Nasional

Tiga Kiat Sikapi Media Online Ekstrem Menurut Peneliti Kemenag

Jumat, 26 November 2021 | 20:30 WIB

Tiga Kiat Sikapi Media Online Ekstrem Menurut Peneliti Kemenag

Ilustrasi media daring. (Foto: Dok. NU Online)

Jakarta, NU Online
Berdasarkan hasil jajak pendapat Balitbang Diklat Kementerian Agama RI melalui penelitian bertajuk Respons Tokoh Agama atas Konten Kontra Narasi Ektremisme di Media Online sepanjang 2021, menyebutkan bahwa ada tiga kiat dalam menyikapi media daring ekstrem.


Pertama, memblokir media tersebut. Kedua, menggalakkan literasi media. Ketiga, mendorong media online memperbanyak konten kontra narasi ektremisme. Namun, salah seorang peneliti Kemenag Abdul Jamil Wahab menyebutkan, pemblokiran media online ekstrem tidak akan memberi dampak yang sepenuhnya efektif.


“Sebab, terkadang ada beberapa situs yang sudah diblokir, namun masih bisa diakses. Dengan kata lain, hari ini ditutup, besok bisa muncul kembali,” kata Jamil, sapaan akrabnya.
 

 

Sementara literasi media, menurut dia, membutuhkan upaya panjang. Sebab, tidak mudah mengedukasi masyarakat. Hal itu tampak dari salah satu kebiasaan buruk masyarakat pengguna media sosial yang biasanya hanya membaca judul headline berita tanpa membaca isinya.
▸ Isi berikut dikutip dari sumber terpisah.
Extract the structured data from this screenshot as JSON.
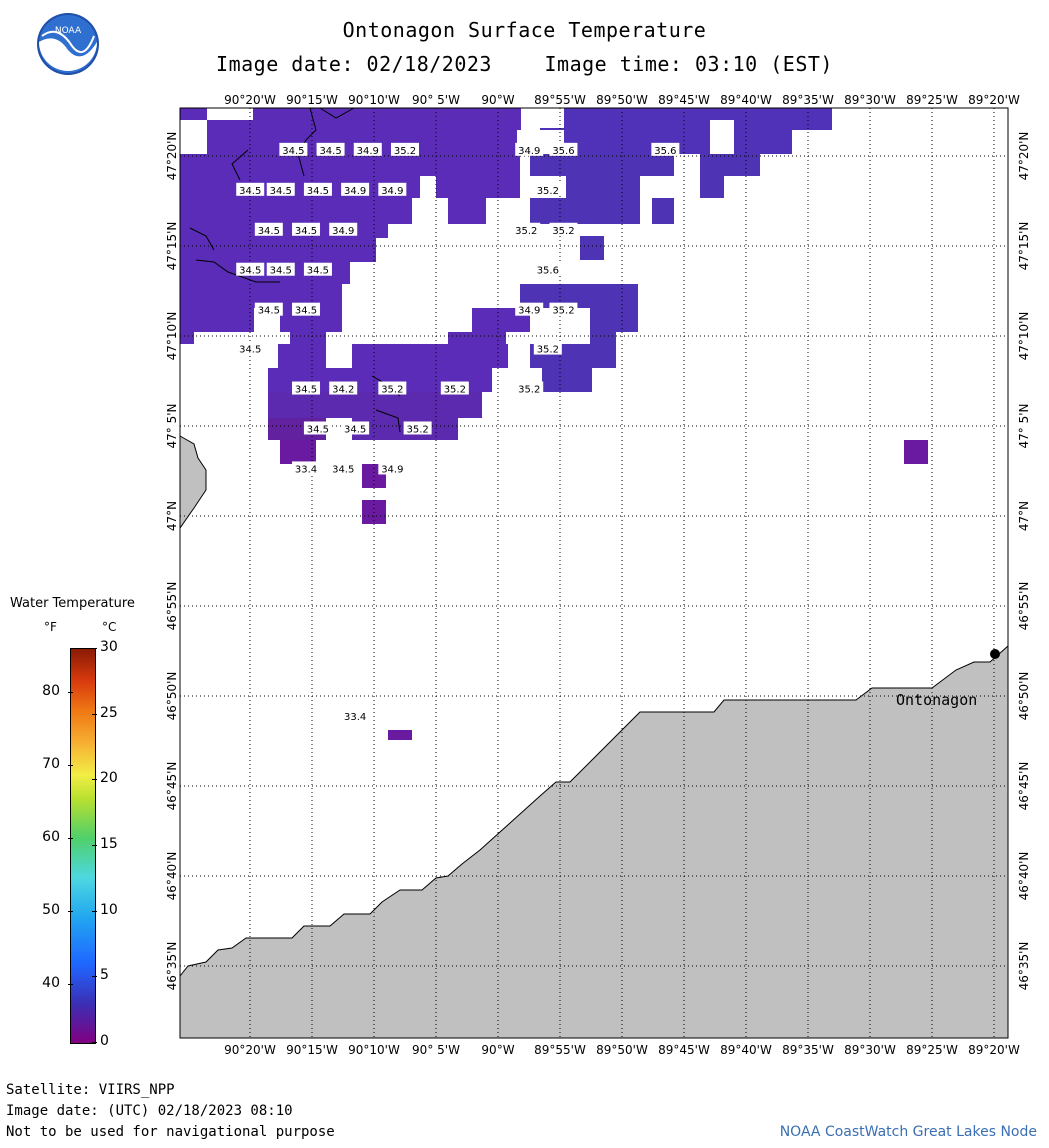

“Harapan terakhir ada pada media yang mengembangkan kontra narasi,” kata Jamil saat memaparkan hasil risetnya pada diskusi Seminar Hasil Penelitian Isu-isu Aktual Bimas Agama yang digelar di Jakarta, Jumat (26/11/2021).


Mengenai pengembangan kontra narasi ektremisme, Reslawati yang juga peneliti Balitbang menyebutkan, selain stakeholders kementerian masyarakat juga perlu ikut membanjiri konten-konten kontra narasi terorisme dan radikalisme di medsos.


Ia berpendapat, upaya men-take down akun-akun penyebar propaganda terorisme tidak akan maksimal jika medsos tidak dibanjiri narasi toleransi dari tokoh-tokoh agama yang memiliki ilmu dan pengaruh kuat di masyarakat.

 

“Kami memilih kota karena biasanya kantor-kantor pusat media online terletak di ibu kota dan penggunanya juga kebanyakan masyarakat perkotaan,” terang Resla, sapaan akrabnya.


Ia juga melaporkan bahwa dorongan tersebut telah dilakukan dengan mewawancarai setidaknya empat informan sebagai objek penelitian dengan kriteria sebagai berikut: ahli agama, memiliki konsern ke konten media daring, memiliki kemampuan membaca konten keagamaan pada platform digital.


Sependapat dengan para peneliti sebelumnya, Farhan Muntafa (LP3P Universitas Indonesia) menyebut modus baru propaganda dan perekrutan jaringan radikalisme serta terorisme melalui medsos dapat diatasi dengan pembuatan konten narasi.


Menurut dia, negara dan masyarakat harus menandingi propaganda dan perekrutan yang dilakukan oleh kelompok ini dengan menciptakan narasi kontra sehingga narasi yang disaksikan tidak bersifat tunggal.


Farhan menyarankan agar mudah diterima masyarakat narasi kontra dapat diolah ke dalam berbagai konten di medsos. Pasalnya, para pelaku propaganda itu juga memainkan narasi, elemen musik, bahkan nilai ideologi ke dalam video yang diunggah ke medsos.


“Dengan begitu tampilannya pun mudah untuk dianggap menarik bagi generasi muda yang aktif di medsos dan menggemari hal-hal modern, terlebih mereka yang masih menuju transisi masa dewasa,” ungkap pakar statistik UI itu.


Penelitian dilakukan di beberapa kota yang ada di Jawa dan Sumatera, dengan asumsi, masyarakat di kota-kota tersebut, banyak yang mengakses media daring. Adapun kota-kota tersebut adalah: Serang, Tangerang, Tangerang Selatan, Bandung, Bogor, Cirebon, Semarang, Solo, Jogjakarta. Surabaya, Malang, Medan, Palembang, Padang, dan Lampung.